Le 26 février, la MSA a dévoilé les derniers chiffres de son programme de prévention du mal-être agricole en 2025, qui est dans dernière année avant le prochain. Il est à noter une augmentation des signalements de 41 % entre 2024 et 2025, avec une moyenne mensuelle de 680 signalements. La MSA a accompagné 89 % des situations, le reste étant assuré par des partenaires. « Après une hausse de 30 % l’an dernier, cela montre la réalité du mal-être agricole. Mais cela souligne aussi l’important travail mené dans la détection des cas et la levée du tabou autour du sujet depuis cinq ans », analyse Magalie Rascle, directrice déléguée aux politiques sociales de la CCMSA.
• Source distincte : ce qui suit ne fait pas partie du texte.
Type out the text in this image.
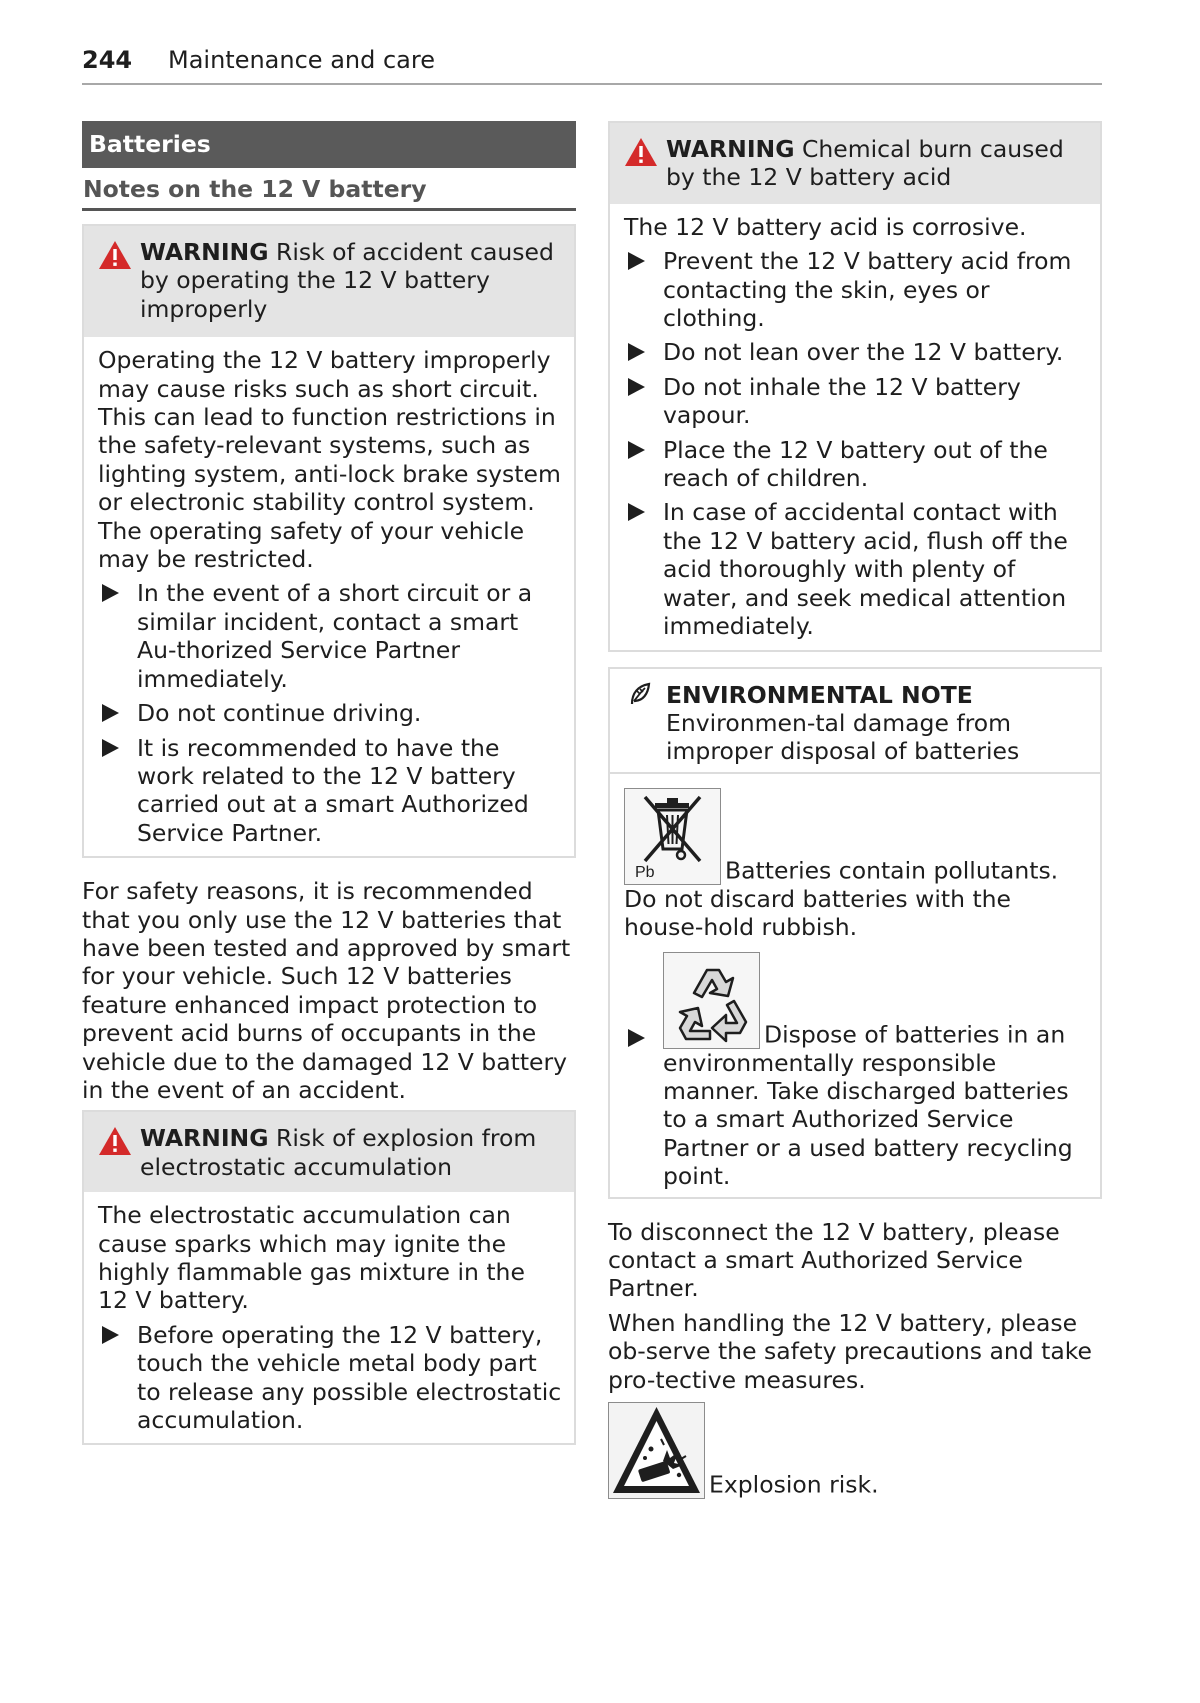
244 Maintenance and care
Batteries
Notes on the 12 V battery
WARNING Risk of accident caused by operating the 12 V battery improperly

Operating the 12 V battery improperly may cause risks such as short circuit. This can lead to function restrictions in the safety-relevant systems, such as lighting system, anti-lock brake system or electronic stability control system. The operating safety of your vehicle may be restricted.

In the event of a short circuit or a similar incident, contact a smart Au-thorized Service Partner immediately.
Do not continue driving.
It is recommended to have the work related to the 12 V battery carried out at a smart Authorized Service Partner.

For safety reasons, it is recommended that you only use the 12 V batteries that have been tested and approved by smart for your vehicle. Such 12 V batteries feature enhanced impact protection to prevent acid burns of occupants in the vehicle due to the damaged 12 V battery in the event of an accident.

WARNING Risk of explosion from electrostatic accumulation

The electrostatic accumulation can cause sparks which may ignite the highly flammable gas mixture in the 12 V battery.

Before operating the 12 V battery, touch the vehicle metal body part to release any possible electrostatic accumulation.
WARNING Chemical burn caused by the 12 V battery acid

The 12 V battery acid is corrosive.

Prevent the 12 V battery acid from contacting the skin, eyes or clothing.
Do not lean over the 12 V battery.
Do not inhale the 12 V battery vapour.
Place the 12 V battery out of the reach of children.
In case of accidental contact with the 12 V battery acid, flush off the acid thoroughly with plenty of water, and seek medical attention immediately.
ENVIRONMENTAL NOTE Environmen-tal damage from improper disposal of batteries
Pb	Batteries contain pollutants. Do not discard batteries with the house-hold rubbish.
Dispose of batteries in an environmentally responsible manner. Take discharged batteries to a smart Authorized Service Partner or a used battery recycling point.

To disconnect the 12 V battery, please contact a smart Authorized Service Partner.

When handling the 12 V battery, please ob-serve the safety precautions and take pro-tective measures.

Explosion risk.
En 2025, plus d’un millier d’acteurs ont été formés aux premiers secours en santé mentale et 3 500 autres à la prévention du mal-être. Cela passe aussi par le renforcement continu du réseau des « sentinelles agricoles », qui sont 10 500 en 2025, soit deux fois plus qu’en 2023. La plateforme d’accompagnement Agri’Ecoute a enregistré 4 230 appels en 2025 (contre 3 400 en 2024, soit + 16 % depuis 2021). « On note une évolution des pratiques avec un usage plus en amont de la crise. Nous avons eu moins de situations graves à traiter », se félicite Magalie Rascle. Pour le président de la CMSA, Jean-François Fruttero, c’est le caractère unique de guichet unique permet d’ « être une partie de la solution. Même si l’on nous voit parfois comme simple collecteur de cotisations, la réalité est que nous portons un regard attentif et actif sur ce problème profond »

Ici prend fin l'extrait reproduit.